It was a complicated process because many of the modules I studied in the 1990s have been retired and there is no definitive source of information. I was able to at compile a summary of each one from a diversity of sources:
- Course module materials
- An eBay sale listing
- Records from the Open University library online
- Other people's online CVs
- Official OU Degree Supplement
The Degree Supplement was acceptable but the initial application was declined as there was insufficient detail about the content of each module. None of the other information was acceptable but I compiled it into a coherent an consistent document and the Open University forwarded it to the library who (very generously, I thought) checked it against the original course materials in the library. This saved me visiting the library myself, and the considerable cost of a journey to Milton Keynes and an overnight hotel stay there. Unfortunately the Spanish criteria are based on years of full.-time academic study, while OU modules are based on an estimate of the hours. Included an estimate of the years of study on the document that I submitted to the OU. The document was stamped by the OU to make it official and I had a sworn translation done at a cost of about €100. This was sufficient for the application to be accepted.

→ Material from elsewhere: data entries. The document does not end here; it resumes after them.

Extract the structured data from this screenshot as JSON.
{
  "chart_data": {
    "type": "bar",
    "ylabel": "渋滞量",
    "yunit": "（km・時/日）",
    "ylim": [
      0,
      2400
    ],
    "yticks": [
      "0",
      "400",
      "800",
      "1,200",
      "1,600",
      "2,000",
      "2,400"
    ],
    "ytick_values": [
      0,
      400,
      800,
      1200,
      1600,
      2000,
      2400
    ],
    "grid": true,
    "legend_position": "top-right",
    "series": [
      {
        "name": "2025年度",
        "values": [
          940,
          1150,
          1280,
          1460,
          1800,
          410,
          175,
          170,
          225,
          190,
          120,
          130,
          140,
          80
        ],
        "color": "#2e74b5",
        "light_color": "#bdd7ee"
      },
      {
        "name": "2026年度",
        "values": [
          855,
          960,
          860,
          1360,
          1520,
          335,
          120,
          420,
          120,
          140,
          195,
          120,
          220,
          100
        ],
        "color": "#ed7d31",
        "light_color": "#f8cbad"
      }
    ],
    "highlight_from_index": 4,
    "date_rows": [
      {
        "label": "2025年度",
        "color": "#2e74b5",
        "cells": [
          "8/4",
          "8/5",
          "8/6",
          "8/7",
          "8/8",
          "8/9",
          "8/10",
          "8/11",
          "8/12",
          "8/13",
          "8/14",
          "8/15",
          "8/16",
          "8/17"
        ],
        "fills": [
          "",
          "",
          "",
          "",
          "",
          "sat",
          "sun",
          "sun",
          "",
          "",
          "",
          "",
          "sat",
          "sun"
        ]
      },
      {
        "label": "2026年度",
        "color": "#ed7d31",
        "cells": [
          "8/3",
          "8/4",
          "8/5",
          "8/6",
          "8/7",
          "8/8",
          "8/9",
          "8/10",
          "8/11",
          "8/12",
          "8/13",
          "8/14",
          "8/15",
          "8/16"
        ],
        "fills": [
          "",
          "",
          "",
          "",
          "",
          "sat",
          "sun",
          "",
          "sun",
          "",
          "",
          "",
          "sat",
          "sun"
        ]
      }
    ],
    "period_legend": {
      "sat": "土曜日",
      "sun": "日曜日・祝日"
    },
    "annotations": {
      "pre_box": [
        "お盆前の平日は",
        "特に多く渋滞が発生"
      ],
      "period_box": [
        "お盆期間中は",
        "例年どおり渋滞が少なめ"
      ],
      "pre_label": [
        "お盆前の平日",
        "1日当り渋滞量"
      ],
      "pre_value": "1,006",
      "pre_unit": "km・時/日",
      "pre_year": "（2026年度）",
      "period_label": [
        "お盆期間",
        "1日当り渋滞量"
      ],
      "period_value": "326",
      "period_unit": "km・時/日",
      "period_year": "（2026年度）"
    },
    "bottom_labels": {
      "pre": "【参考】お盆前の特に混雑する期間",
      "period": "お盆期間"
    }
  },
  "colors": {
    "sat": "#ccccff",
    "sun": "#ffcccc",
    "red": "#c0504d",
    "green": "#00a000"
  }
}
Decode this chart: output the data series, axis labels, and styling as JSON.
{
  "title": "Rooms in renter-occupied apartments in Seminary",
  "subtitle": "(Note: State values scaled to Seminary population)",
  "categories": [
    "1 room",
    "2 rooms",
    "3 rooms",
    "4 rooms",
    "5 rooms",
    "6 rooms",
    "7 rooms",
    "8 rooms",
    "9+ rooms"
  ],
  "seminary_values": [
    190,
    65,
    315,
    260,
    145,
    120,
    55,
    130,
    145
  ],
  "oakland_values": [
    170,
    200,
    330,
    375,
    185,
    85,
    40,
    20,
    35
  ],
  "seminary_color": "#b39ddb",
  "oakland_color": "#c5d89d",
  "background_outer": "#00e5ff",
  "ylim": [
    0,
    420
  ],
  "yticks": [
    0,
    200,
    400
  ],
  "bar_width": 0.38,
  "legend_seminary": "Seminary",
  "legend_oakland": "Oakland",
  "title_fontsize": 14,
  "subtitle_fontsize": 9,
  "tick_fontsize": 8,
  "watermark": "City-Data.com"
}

I applied for recognition as a named degree but without knowing what the requirements are. This was rejected and on seeing the requirements it was evident that there were several modules (asignaturas) that I did not have. If I'd had that information before I applied, I would have saved several months of delay. the rejection leter helpfully stated that I would be eligible for a diploma, which I believe is less than my degree but is an acceptable university-level academic qualification.
The staff at the Ministry of Education at the enquiries office on calle de Alcalá and the registry on calle de los Madrazo were very helpful and I did not have to wait more than five minutes.